Mein Gefühl ist, dass die neue Scheibe eher brutaler, schneller und kompromissloser ist, das wären drei Adjektive, die ich benutzen würde.
Das ist echt interessant. Ich habe auch schon gehört, dass die Scheibe viel grooviger ist als unsere bisherigen Alben. Jeder hört bei der Scheibe was anderes, das mag ich an ihr so gerne. Jeder hat auch andere Favoriten. Der oder die eine feiern „Our Only Life“, weil das halt mega auf die Fresse gibt, andere feiern „Hanging Gardens“ als Groovemonster. Ich habe immer noch nicht so richtig gesehen, worauf das ganze hinausläuft, weil die Meinung so breit gestreut ist.

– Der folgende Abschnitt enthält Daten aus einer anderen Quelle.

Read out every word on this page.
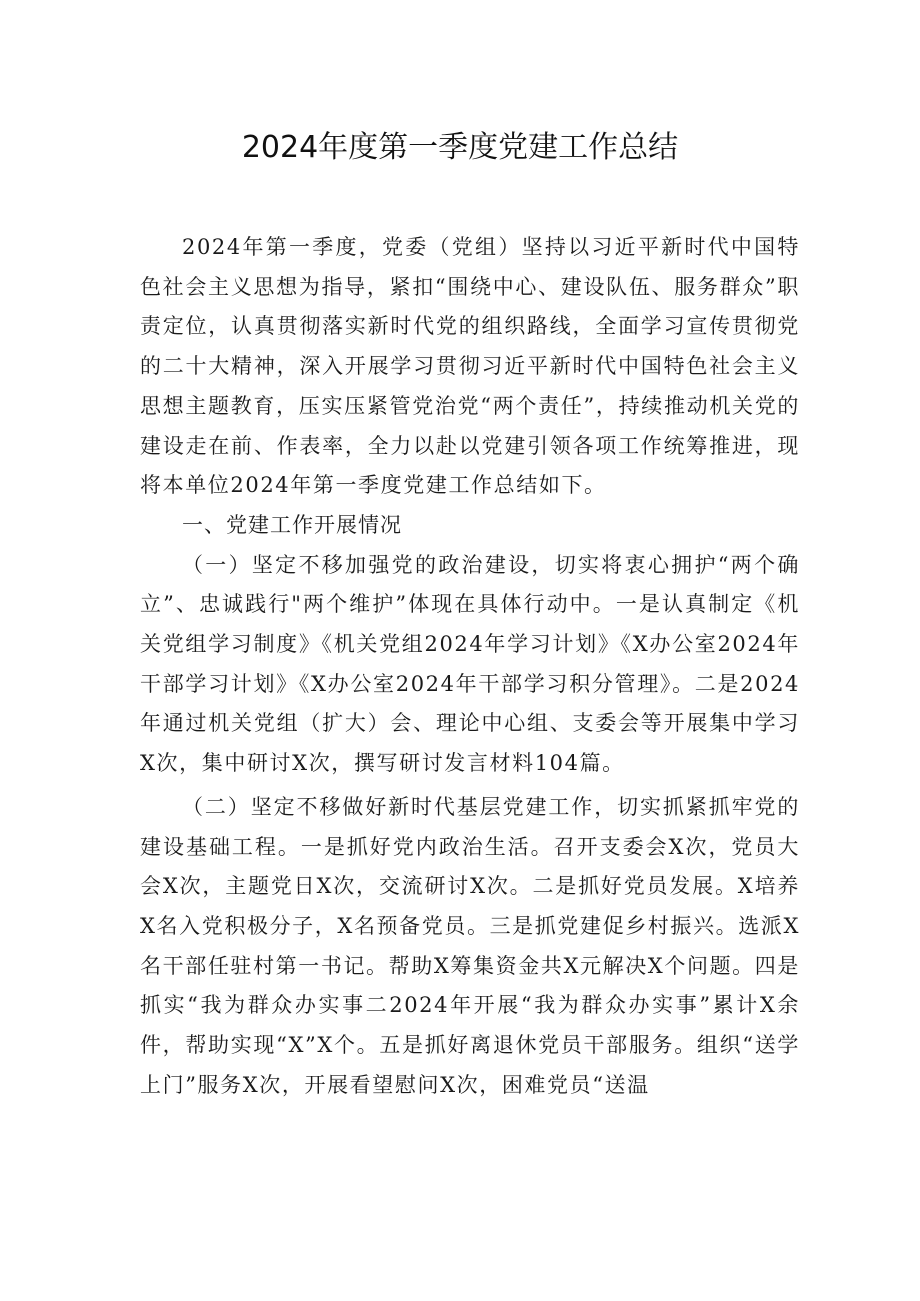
2024年度第一季度党建工作总结

2024年第一季度，党委（党组）坚持以习近平新时代中国特色社会主义思想为指导，紧扣“围绕中心、建设队伍、服务群众”职责定位，认真贯彻落实新时代党的组织路线，全面学习宣传贯彻党的二十大精神，深入开展学习贯彻习近平新时代中国特色社会主义思想主题教育，压实压紧管党治党“两个责任”，持续推动机关党的建设走在前、作表率，全力以赴以党建引领各项工作统筹推进，现将本单位2024年第一季度党建工作总结如下。

一、党建工作开展情况

（一）坚定不移加强党的政治建设，切实将衷心拥护“两个确立”、忠诚践行"两个维护”体现在具体行动中。一是认真制定《机关党组学习制度》《机关党组2024年学习计划》《X办公室2024年干部学习计划》《X办公室2024年干部学习积分管理》。二是2024年通过机关党组（扩大）会、理论中心组、支委会等开展集中学习X次，集中研讨X次，撰写研讨发言材料104篇。

（二）坚定不移做好新时代基层党建工作，切实抓紧抓牢党的建设基础工程。一是抓好党内政治生活。召开支委会X次，党员大会X次，主题党日X次，交流研讨X次。二是抓好党员发展。X培养X名入党积极分子，X名预备党员。三是抓党建促乡村振兴。选派X名干部任驻村第一书记。帮助X筹集资金共X元解决X个问题。四是抓实“我为群众办实事二2024年开展“我为群众办实事”累计X余件，帮助实现“X”X个。五是抓好离退休党员干部服务。组织“送学上门”服务X次，开展看望慰问X次，困难党员“送温
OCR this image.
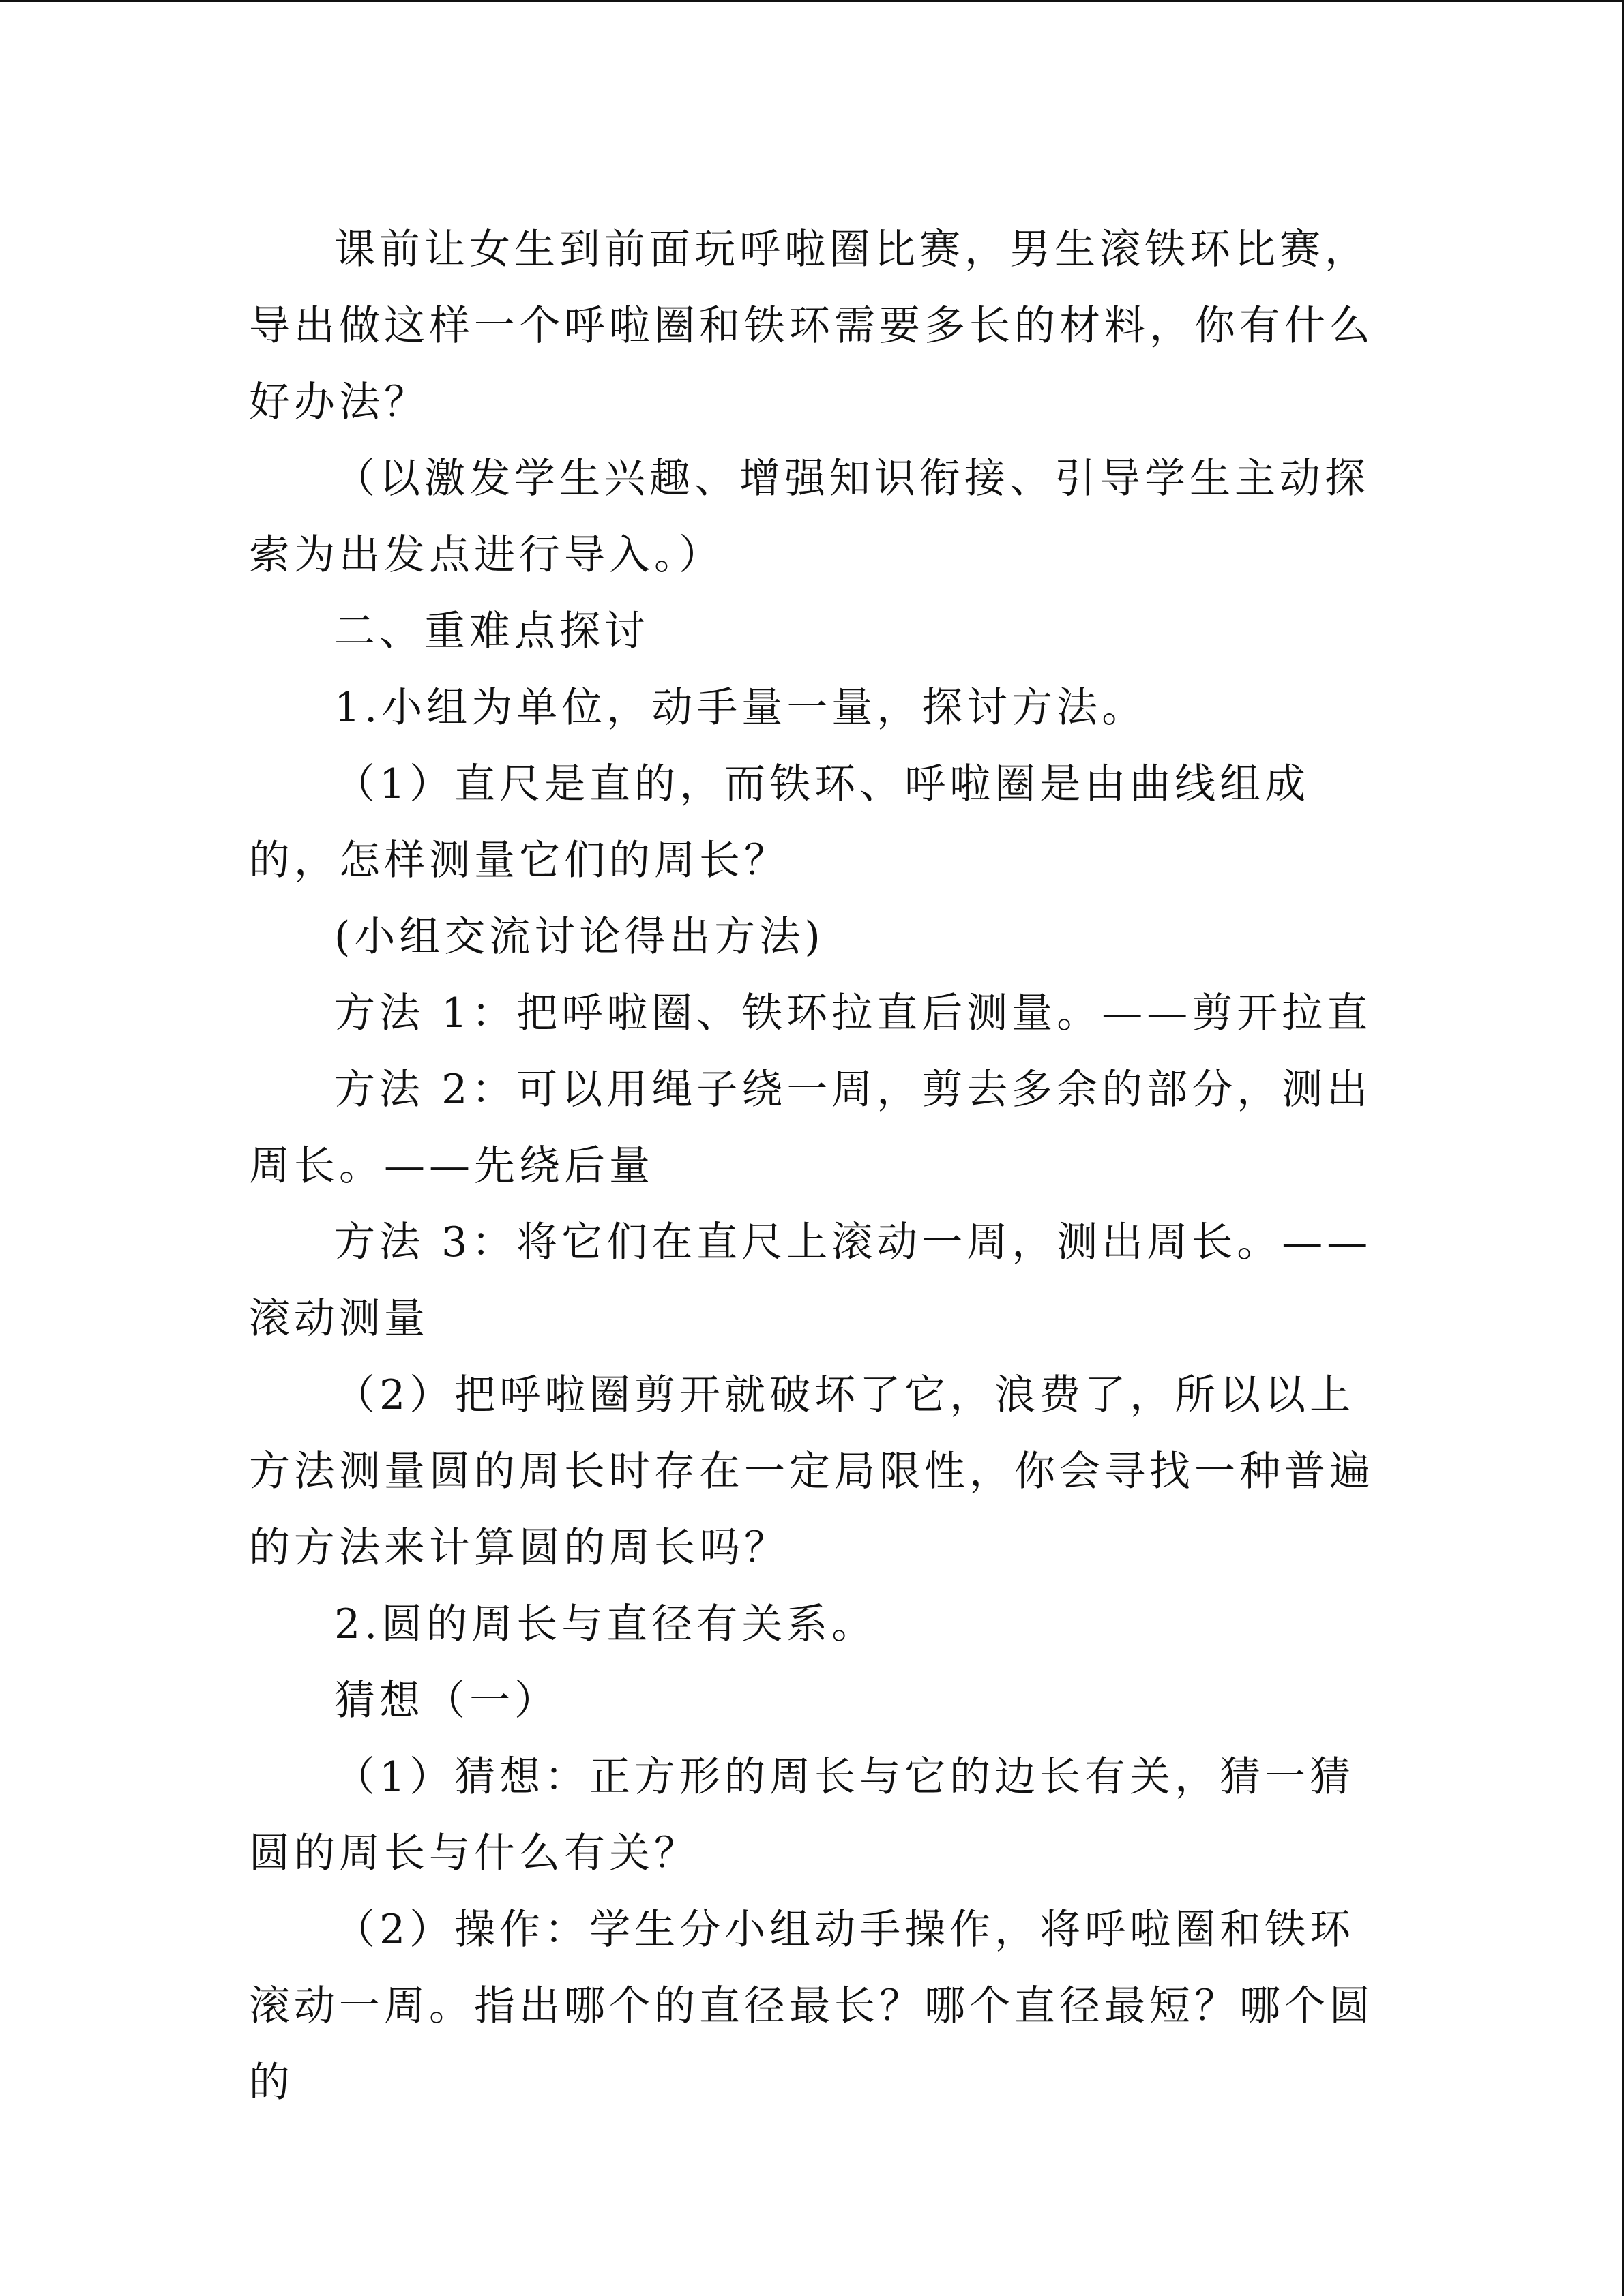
课前让女生到前面玩呼啦圈比赛，男生滚铁环比赛，导出做这样一个呼啦圈和铁环需要多长的材料，你有什么好办法？

（以激发学生兴趣、增强知识衔接、引导学生主动探索为出发点进行导入。）

二、重难点探讨

1.小组为单位，动手量一量，探讨方法。

（1）直尺是直的，而铁环、呼啦圈是由曲线组成的，怎样测量它们的周长？

(小组交流讨论得出方法)

方法 1：把呼啦圈、铁环拉直后测量。——剪开拉直

方法 2：可以用绳子绕一周，剪去多余的部分，测出周长。——先绕后量

方法 3：将它们在直尺上滚动一周，测出周长。——滚动测量

（2）把呼啦圈剪开就破坏了它，浪费了，所以以上方法测量圆的周长时存在一定局限性，你会寻找一种普遍的方法来计算圆的周长吗？

2.圆的周长与直径有关系。

猜想（一）

（1）猜想：正方形的周长与它的边长有关，猜一猜圆的周长与什么有关？

（2）操作：学生分小组动手操作，将呼啦圈和铁环滚动一周。指出哪个的直径最长？哪个直径最短？哪个圆的
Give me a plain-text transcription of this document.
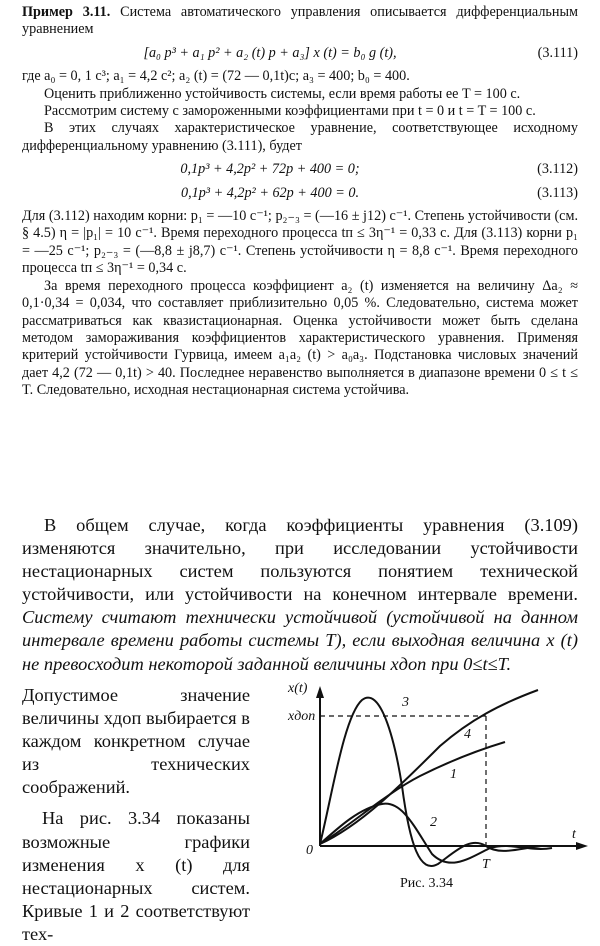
Пример 3.11. Система автоматического управления описывается дифференциальным уравнением

[a₀ p³ + a₁ p² + a₂ (t) p + a₃] x (t) = b₀ g (t),	(3.111)

где a₀ = 0, 1 с³; a₁ = 4,2 с²; a₂ (t) = (72 — 0,1t)с; a₃ = 400; b₀ = 400.

Оценить приближенно устойчивость системы, если время работы ее T = 100 с.

Рассмотрим систему с замороженными коэффициентами при t = 0 и t = T = 100 с.

В этих случаях характеристическое уравнение, соответствующее исходному дифференциальному уравнению (3.111), будет

0,1p³ + 4,2p² + 72p + 400 = 0;	(3.112)
0,1p³ + 4,2p² + 62p + 400 = 0.	(3.113)

Для (3.112) находим корни: p₁ = —10 с⁻¹; p₂₋₃ = (—16 ± j12) с⁻¹. Степень устойчивости (см. § 4.5) η = |p₁| = 10 с⁻¹. Время переходного процесса tп ≤ 3η⁻¹ = 0,33 с. Для (3.113) корни p₁ = —25 с⁻¹; p₂₋₃ = (—8,8 ± j8,7) с⁻¹. Степень устойчивости η = 8,8 с⁻¹. Время переходного процесса tп ≤ 3η⁻¹ = 0,34 с.

За время переходного процесса коэффициент a₂ (t) изменяется на величину Δa₂ ≈ 0,1·0,34 = 0,034, что составляет приблизительно 0,05 %. Следовательно, система может рассматриваться как квазистационарная. Оценка устойчивости может быть сделана методом замораживания коэффициентов характеристического уравнения. Применяя критерий устойчивости Гурвица, имеем a₁a₂ (t) > a₀a₃. Подстановка числовых значений дает 4,2 (72 — 0,1t) > 40. Последнее неравенство выполняется в диапазоне времени 0 ≤ t ≤ T. Следовательно, исходная нестационарная система устойчива.

В общем случае, когда коэффициенты уравнения (3.109) изменяются значительно, при исследовании устойчивости нестационарных систем пользуются понятием технической устойчивости, или устойчивости на конечном интервале времени. Систему считают технически устойчивой (устойчивой на данном интервале времени работы системы T), если выходная величина x (t) не превосходит некоторой заданной величины xдоп при 0≤t≤T.

Допустимое значение величины xдоп выбирается в каждом конкретном случае из технических соображений.

На рис. 3.34 показаны возможные графики изменения x (t) для нестационарных систем. Кривые 1 и 2 соответствуют тех-

x(t)
xдоп
0
t
T
1
2
3
4
Рис. 3.34
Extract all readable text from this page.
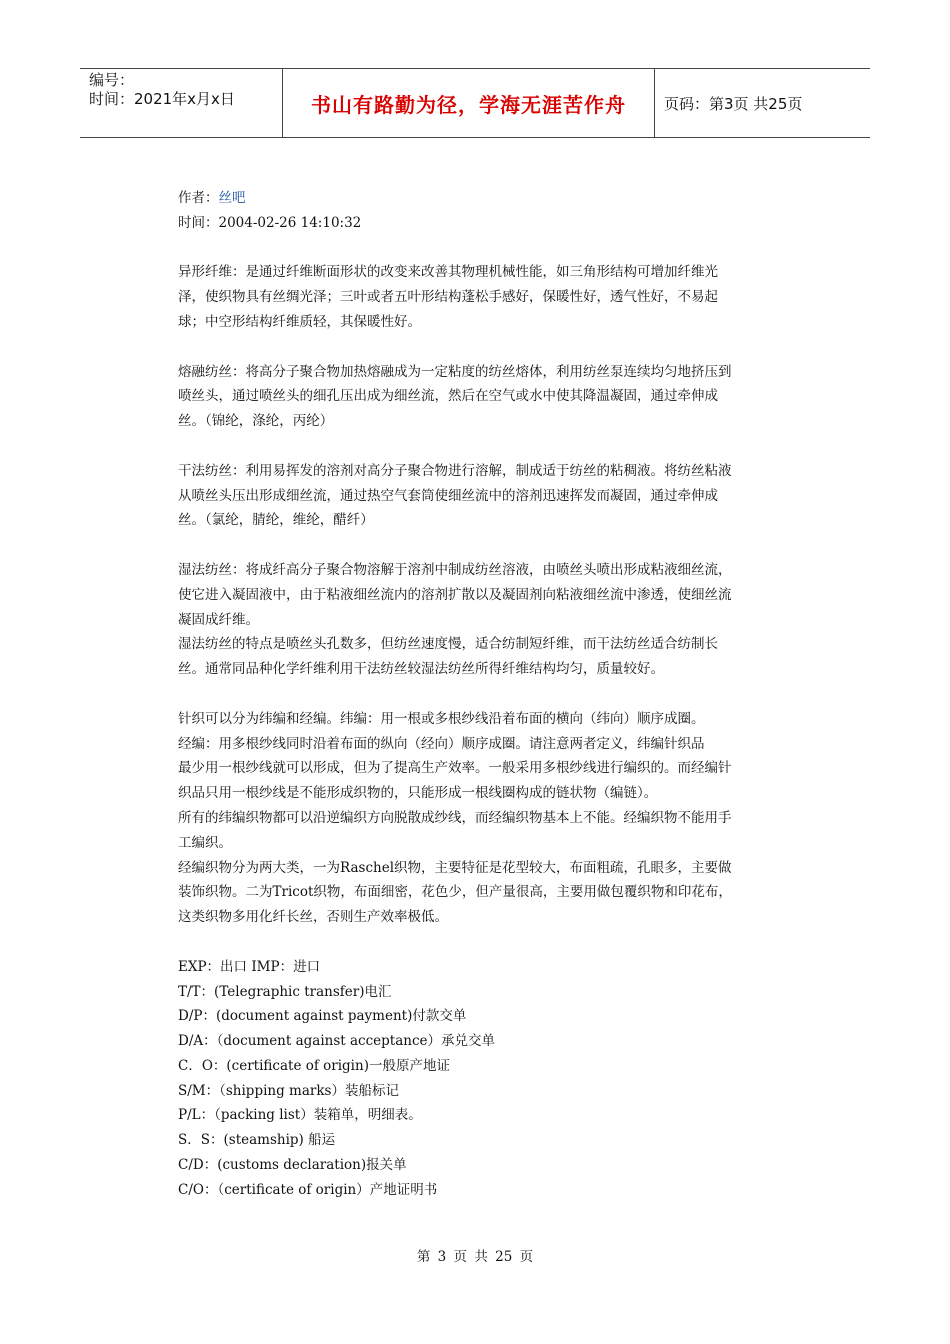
编号：
时间：2021年x月x日	书山有路勤为径，学海无涯苦作舟	页码：第3页 共25页

作者：丝吧

时间：2004-02-26 14:10:32

异形纤维：是通过纤维断面形状的改变来改善其物理机械性能，如三角形结构可增加纤维光

泽，使织物具有丝绸光泽；三叶或者五叶形结构蓬松手感好，保暖性好，透气性好，不易起

球；中空形结构纤维质轻，其保暖性好。

熔融纺丝：将高分子聚合物加热熔融成为一定粘度的纺丝熔体，利用纺丝泵连续均匀地挤压到

喷丝头，通过喷丝头的细孔压出成为细丝流，然后在空气或水中使其降温凝固，通过牵伸成

丝。（锦纶，涤纶，丙纶）

干法纺丝：利用易挥发的溶剂对高分子聚合物进行溶解，制成适于纺丝的粘稠液。将纺丝粘液

从喷丝头压出形成细丝流，通过热空气套筒使细丝流中的溶剂迅速挥发而凝固，通过牵伸成

丝。（氯纶，腈纶，维纶，醋纤）

湿法纺丝：将成纤高分子聚合物溶解于溶剂中制成纺丝溶液，由喷丝头喷出形成粘液细丝流，

使它进入凝固液中，由于粘液细丝流内的溶剂扩散以及凝固剂向粘液细丝流中渗透，使细丝流

凝固成纤维。

湿法纺丝的特点是喷丝头孔数多，但纺丝速度慢，适合纺制短纤维，而干法纺丝适合纺制长

丝。通常同品种化学纤维利用干法纺丝较湿法纺丝所得纤维结构均匀，质量较好。

针织可以分为纬编和经编。纬编：用一根或多根纱线沿着布面的横向（纬向）顺序成圈。

经编：用多根纱线同时沿着布面的纵向（经向）顺序成圈。请注意两者定义，纬编针织品

最少用一根纱线就可以形成，但为了提高生产效率。一般采用多根纱线进行编织的。而经编针

织品只用一根纱线是不能形成织物的，只能形成一根线圈构成的链状物（编链）。

所有的纬编织物都可以沿逆编织方向脱散成纱线，而经编织物基本上不能。经编织物不能用手

工编织。

经编织物分为两大类，一为Raschel织物，主要特征是花型较大，布面粗疏，孔眼多，主要做

装饰织物。二为Tricot织物，布面细密，花色少，但产量很高，主要用做包覆织物和印花布，

这类织物多用化纤长丝，否则生产效率极低。

EXP：出口 IMP：进口

T/T：(Telegraphic transfer)电汇

D/P：(document against payment)付款交单

D/A：（document against acceptance）承兑交单

C．O：(certificate of origin)一般原产地证

S/M：（shipping marks）装船标记

P/L：（packing list）装箱单，明细表。

S．S：(steamship) 船运

C/D：(customs declaration)报关单

C/O：（certificate of origin）产地证明书

第 3 页 共 25 页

Das ist für mich auch ein Zeichen, dass wir nicht alles falsch gemacht haben, weil so soll es ja auch sein. Wir wollten einen Blumenstrauß anbieten, also natürlich mit abgehackten Köpfen und was man halt so reinpackt in einen Blumenstrauß als Metaller, aber wir wollten Vielfalt abbilden. Das ist uns wirklich gelungen, finde ich. Du sagst es ist härter und kompromissloser, ein anderer sagt, es ist melancholischer und schwerer. Das zeigt, wie unterschiedliche Ohren das Album hören und das macht mich total glücklich.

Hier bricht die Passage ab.